10. Goderick

11 0 0
                                    

Ik had nog zo gezegd dat ik het niet ging doen. Dat ik eindelijk haar achter me zou laten. Tot ik haar daar aan de rand van het bos zag staan met haar ogen op me gericht. De ogen die altijd zo straalde als ze me zag, maar nu de doffe zelf waren van wat ze altijd waren geweest. Toen ik haar volgde door het bos, na mijn snelle transformatie kon ik me wel een stadje geven. Al was Novak me steeds meer en meer aan het aanmoedigen dichter tot haar te gaan wat ik deed. Haar geur was zo betoverend. Net als haar warmte waar ik geen genoeg van kon krijgen. Ik denk dat we zo uren hebben gestaan tot ik Novak eindelijk bij haar wegtrok en ons terugtrok in het kasteel. Hij was boos laat dat een ding zijn wat zeker is. Maar dit is iets serieus waar ik nu gewoon geen aandacht aan kan geven. Ik sta al achter met mijn plannen en dit helpt er niet aan.

Aan tafel zie ik Clay en Topaz al zitten. Wat me niet verbaasd door dat ik me weer overslapen heb. Novak heeft veel teveel vrijheid de laatste tijd, waarvan ik nu de last ondervindt. Al de transformaties dan de hele nacht opblijven. Waarom kon ik hem gewoon niet tegen houden, maar voor ik voort kan denken aan dat probleem valt me op hoe Clay me staat aan te kijken. "Alles goed, je ziet er nogal moe uit?" Vraagt hij ook, al klinkt het niet echt oprecht van zijn kant. "Maak je maar druk om je oorlog", zeg ik hem terug, waardoor zijn blik vervaagd naar Topaz die de hare van het zijn afwend. Stiekem ben ik blij dat ze niet alles van hem pikt. Ik heb gezien hoe hij haar behandeld. Wat me meer dan boos maakt.

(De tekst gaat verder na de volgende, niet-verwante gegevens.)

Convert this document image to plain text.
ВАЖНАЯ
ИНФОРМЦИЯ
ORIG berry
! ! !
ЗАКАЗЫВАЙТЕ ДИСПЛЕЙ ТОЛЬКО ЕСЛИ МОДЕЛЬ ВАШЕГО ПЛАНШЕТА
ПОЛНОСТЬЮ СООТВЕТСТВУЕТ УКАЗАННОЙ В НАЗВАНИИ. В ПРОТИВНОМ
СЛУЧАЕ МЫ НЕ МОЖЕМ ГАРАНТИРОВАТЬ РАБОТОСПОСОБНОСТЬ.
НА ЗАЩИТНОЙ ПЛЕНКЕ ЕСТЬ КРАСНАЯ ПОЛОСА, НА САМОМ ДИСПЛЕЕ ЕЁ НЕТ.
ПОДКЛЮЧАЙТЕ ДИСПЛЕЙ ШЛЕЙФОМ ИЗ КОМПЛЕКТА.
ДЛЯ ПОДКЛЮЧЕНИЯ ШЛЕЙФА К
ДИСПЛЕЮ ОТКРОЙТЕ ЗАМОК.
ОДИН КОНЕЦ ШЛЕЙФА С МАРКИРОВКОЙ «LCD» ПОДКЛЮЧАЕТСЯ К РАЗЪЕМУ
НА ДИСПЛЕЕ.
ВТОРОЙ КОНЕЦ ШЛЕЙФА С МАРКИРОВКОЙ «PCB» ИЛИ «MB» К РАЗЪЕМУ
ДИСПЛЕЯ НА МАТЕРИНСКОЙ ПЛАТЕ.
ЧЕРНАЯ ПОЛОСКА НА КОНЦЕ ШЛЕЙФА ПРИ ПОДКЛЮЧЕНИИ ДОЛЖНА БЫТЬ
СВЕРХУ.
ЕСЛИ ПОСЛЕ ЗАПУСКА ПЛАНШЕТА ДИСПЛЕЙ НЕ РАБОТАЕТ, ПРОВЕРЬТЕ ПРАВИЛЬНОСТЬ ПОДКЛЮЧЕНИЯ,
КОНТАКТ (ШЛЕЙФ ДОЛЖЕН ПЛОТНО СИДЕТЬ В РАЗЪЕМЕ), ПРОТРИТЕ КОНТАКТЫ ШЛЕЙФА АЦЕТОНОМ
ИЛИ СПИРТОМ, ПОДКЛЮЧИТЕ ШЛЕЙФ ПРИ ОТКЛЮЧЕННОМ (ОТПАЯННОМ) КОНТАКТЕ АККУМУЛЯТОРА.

"Topaz, kan ik je even na het ontbijt spreken?" Vraag ik haar waardoor ze haar ogen op me richt en zo de betovering weer in stand komt tussen ons. Die iets later wordt verbroken door Clay die zijn mond weer open doet. "Goderick, je kunt mijn vrouw niet zomaar spreken zonder mijn toestemming," zegt hij alsof ze meubilair is een soort bezit van hem is. Ik zie haar blik naar hem gaan, waar ze haar hand legt op zijn arm. Voor ik het weet trekt hij Topaz mee en zitten we nog met drie aan tafel. "Die doen raar zeg", zegt Lorena mijn zus door de kamer heen. Ik bekijk haar en had hetzelfde vermoeden dat er meer speelt dan we door hebben. Alsof het al niet raar genoeg is dat ze zich verbergt door een cape? Waarom mag ze niet gezien worden?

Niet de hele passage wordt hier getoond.